The CDC also suggested that changing seasons may be playing a role in the avian influenza, much like in human seasonal influenza viruses.
“After watching H5N1 for more than a decade, it’s clear that activity in poultry – and resulting human infections – increase in the winter and decline in the summer,” reported the CDC. “It’s possible that the same will be true with H7N9 and that as H7N9 activity in poultry or other birds declines, so will the chances for human exposures and resulting human infections.”
However, the CDC warned that if this is the case, the H7N9 virus may start picking up speed and causing more infections again when the weather begins to cool.
According to WHO, authorities are still on alert in China and investigations, surveillance, prevention measures and the tracking of patients’ contacts are being practiced.
“Until the source of infection has been identified and controlled, it is expected that there will be further cases of human infection with the virus,” reported WHO.
For its part, the CDC reported that it is coordinating with partners both in the US and abroad to investigate a potential vaccine and be prepared in the case the virus begins to spread easily from human to human.
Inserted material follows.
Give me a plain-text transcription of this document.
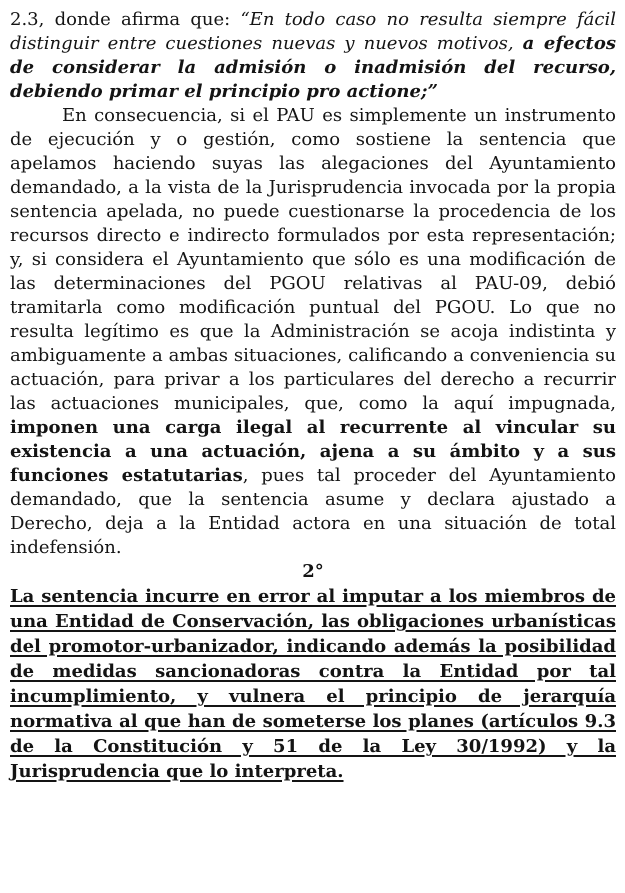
2.3, donde afirma que: “En todo caso no resulta siempre fácil distinguir entre cuestiones nuevas y nuevos motivos, a efectos de considerar la admisión o inadmisión del recurso, debiendo primar el principio pro actione;”

En consecuencia, si el PAU es simplemente un instrumento de ejecución y o gestión, como sostiene la sentencia que apelamos haciendo suyas las alegaciones del Ayuntamiento demandado, a la vista de la Jurisprudencia invocada por la propia sentencia apelada, no puede cuestionarse la procedencia de los recursos directo e indirecto formulados por esta representación; y, si considera el Ayuntamiento que sólo es una modificación de las determinaciones del PGOU relativas al PAU-09, debió tramitarla como modificación puntual del PGOU. Lo que no resulta legítimo es que la Administración se acoja indistinta y ambiguamente a ambas situaciones, calificando a conveniencia su actuación, para privar a los particulares del derecho a recurrir las actuaciones municipales, que, como la aquí impugnada, imponen una carga ilegal al recurrente al vincular su existencia a una actuación, ajena a su ámbito y a sus funciones estatutarias, pues tal proceder del Ayuntamiento demandado, que la sentencia asume y declara ajustado a Derecho, deja a la Entidad actora en una situación de total indefensión.

2°

La sentencia incurre en error al imputar a los miembros de una Entidad de Conservación, las obligaciones urbanísticas del promotor-urbanizador, indicando además la posibilidad de medidas sancionadoras contra la Entidad por tal incumplimiento, y vulnera el principio de jerarquía normativa al que han de someterse los planes (artículos 9.3 de la Constitución y 51 de la Ley 30/1992) y la Jurisprudencia que lo interpreta.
The CDC has also alerted doctors to be on the lookout for potential H7N9 cases.
Despite the precaution, the CDC reported, “At this time, the risk of getting sick from H7N9 in the United States is low.” The organization is also not recommending any travel restrictions to China.
“However, travelers to China should practice hand hygiene, follow food safety practices (including eating only meats and poultry products, including eggs, that have been cooked thoroughly), and avoid contact with animals,” the CDC noted.